The History of Facial Peels and How They’ve Changed Over the Years.
Would you believe us if we told you that Cleopatra regularly indulged in facial peels to rejuvenate her complexion? While her technique may look a little different from the products currently holding a spot on our shelves, it’s true that this much-loved treatment has had a place in skincare dating back to ancient Egyptians. Despite centuries of fine tuning formulas and scientific discoveries, some of the ingredients used in facial peels (like our beloved AHAs) are still found in products today—which is a true testament to their efficacy.
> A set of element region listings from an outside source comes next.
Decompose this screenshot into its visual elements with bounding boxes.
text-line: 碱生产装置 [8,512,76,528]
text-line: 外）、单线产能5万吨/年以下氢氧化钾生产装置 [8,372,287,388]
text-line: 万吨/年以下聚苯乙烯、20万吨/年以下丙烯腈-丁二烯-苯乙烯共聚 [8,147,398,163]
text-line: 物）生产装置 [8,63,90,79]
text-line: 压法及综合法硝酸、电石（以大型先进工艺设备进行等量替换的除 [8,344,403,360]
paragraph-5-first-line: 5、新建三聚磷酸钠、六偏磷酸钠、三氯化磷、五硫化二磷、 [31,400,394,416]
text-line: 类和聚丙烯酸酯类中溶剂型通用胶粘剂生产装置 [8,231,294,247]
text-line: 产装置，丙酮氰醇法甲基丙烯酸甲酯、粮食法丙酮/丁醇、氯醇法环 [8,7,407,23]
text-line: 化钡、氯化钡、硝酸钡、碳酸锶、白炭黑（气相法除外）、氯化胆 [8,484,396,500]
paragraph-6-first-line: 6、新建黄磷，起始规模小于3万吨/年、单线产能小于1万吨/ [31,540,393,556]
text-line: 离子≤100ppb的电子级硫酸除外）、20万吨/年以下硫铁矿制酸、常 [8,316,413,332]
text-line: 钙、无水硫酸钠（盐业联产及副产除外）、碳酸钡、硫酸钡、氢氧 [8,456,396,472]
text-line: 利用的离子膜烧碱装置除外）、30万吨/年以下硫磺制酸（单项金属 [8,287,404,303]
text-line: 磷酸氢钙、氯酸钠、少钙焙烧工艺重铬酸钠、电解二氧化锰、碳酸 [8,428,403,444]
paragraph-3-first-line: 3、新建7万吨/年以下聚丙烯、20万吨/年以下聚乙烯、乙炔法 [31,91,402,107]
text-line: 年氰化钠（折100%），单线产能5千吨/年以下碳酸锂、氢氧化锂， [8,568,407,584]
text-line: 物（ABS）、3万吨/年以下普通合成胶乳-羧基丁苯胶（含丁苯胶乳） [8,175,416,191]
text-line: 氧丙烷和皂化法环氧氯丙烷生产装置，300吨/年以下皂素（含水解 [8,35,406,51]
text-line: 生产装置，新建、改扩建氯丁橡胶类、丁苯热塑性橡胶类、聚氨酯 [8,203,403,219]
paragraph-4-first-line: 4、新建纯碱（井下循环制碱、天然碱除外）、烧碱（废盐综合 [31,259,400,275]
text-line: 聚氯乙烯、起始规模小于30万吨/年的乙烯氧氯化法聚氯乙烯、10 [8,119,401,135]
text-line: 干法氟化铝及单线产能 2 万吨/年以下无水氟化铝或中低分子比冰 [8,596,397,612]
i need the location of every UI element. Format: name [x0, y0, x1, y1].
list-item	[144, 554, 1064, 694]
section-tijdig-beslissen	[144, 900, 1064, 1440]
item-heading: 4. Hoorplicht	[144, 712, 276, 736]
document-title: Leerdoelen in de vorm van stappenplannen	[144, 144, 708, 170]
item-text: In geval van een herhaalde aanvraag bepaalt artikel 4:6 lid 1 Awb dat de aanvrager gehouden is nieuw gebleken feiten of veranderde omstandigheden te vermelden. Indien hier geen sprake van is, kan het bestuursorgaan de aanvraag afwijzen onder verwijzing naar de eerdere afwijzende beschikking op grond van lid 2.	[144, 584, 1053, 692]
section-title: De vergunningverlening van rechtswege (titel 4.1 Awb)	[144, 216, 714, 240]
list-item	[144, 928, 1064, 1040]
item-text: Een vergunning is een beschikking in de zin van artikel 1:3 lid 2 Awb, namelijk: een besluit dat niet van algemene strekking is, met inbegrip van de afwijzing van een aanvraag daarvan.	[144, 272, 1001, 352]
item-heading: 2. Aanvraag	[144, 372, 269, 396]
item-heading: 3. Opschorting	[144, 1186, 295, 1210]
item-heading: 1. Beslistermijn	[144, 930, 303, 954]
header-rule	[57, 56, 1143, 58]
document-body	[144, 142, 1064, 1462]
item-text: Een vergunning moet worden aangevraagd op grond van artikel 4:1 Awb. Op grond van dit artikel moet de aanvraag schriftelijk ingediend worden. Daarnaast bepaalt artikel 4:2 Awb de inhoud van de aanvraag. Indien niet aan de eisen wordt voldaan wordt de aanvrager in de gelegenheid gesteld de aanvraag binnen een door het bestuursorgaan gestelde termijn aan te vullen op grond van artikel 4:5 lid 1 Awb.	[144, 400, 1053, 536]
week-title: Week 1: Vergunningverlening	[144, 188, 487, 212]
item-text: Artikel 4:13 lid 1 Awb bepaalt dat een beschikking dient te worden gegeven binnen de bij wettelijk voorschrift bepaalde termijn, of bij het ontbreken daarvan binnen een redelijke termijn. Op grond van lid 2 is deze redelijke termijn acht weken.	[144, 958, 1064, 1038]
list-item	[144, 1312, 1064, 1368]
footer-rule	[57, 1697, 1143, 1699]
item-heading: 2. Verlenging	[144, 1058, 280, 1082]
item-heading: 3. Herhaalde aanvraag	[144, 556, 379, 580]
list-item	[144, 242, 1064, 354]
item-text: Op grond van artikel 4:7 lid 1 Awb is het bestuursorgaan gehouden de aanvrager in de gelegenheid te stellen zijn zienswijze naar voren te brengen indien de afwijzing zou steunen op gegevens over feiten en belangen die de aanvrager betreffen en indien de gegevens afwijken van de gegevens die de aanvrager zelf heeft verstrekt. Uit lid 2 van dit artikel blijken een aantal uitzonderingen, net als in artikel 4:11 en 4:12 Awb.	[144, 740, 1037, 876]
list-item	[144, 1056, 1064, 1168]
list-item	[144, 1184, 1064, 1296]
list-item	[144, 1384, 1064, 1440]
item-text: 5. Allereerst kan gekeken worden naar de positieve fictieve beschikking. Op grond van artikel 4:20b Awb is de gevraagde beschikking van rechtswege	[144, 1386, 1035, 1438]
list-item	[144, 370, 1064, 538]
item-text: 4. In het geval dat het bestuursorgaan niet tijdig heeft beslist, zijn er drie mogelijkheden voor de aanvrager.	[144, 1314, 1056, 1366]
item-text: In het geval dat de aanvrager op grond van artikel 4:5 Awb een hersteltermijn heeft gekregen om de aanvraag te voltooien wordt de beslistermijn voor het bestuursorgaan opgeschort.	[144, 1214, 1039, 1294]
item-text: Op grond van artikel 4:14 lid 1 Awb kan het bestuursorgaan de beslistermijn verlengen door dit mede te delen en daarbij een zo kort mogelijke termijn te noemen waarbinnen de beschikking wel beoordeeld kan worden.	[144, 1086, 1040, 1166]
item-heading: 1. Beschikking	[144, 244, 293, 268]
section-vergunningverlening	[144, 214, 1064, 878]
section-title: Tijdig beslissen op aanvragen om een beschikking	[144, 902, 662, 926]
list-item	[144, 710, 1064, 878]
Keep scrolling for a peek at how facial peels have changed over the years.
Ancient TimesOne of the first known records of a "facial peel" was discovered during ancient times, when the Egyptians (yes, including the queen Cleopatra herself) would bathe in sour milk to exfoliate and restore their skin. This actually isn’t as weird as it sounds; one of the most common AHAs, lactic acid, is derived from milk. It’s a gentle exfoliant that leaves behind a smooth and supple complexion—no need to leave the milk out though, we included it in The Shortcut Overnight Facial.
Late 1800sThere wasn’t much progression on the facial peel front until 1874, when the Austrian dermatologist Ferdinand von Hebra experimented with peeling formulas (that included ingredients like phenol, croton oil, and nitric acid) to treat hyperpigmentation, particularly melasma, dark spots stemming from Addison’s disease, and freckles. Meanwhile in Germany, Paul G. Unna was curating treatments made with the acne-fighting salicylic acid and trichloroacetic acid, an ingredient found in medium-level chemical peels known as a TCA peel. Although these formulas helped shape a prototype for the facial peels we use today, back then these treatments were considered medical—not cosmetic—and were performed at hospitals for patients with severe scarring and spots (not for those seeking the anti-aging benefits facial peels are touted for today). It wasn’t until word got around that chemical peels were being for cosmetic purposes in Paris, then referred to as “ecorchement” (or “skinning” in French), that facial peels became normalized as a beauty treatment.
Still, facial peels back then were not for the faint of heart. Typically a potent formula, softened with boiling water, was applied to the skin using a brush and covered with strips of gauze. After several days, the bandaging was lifted and a fresh (yet red and scabbed) complexion was revealed. Results couldn’t be proudly exhibited for some time, though, as it was recommended the patient remain secluded until these side effects subsided.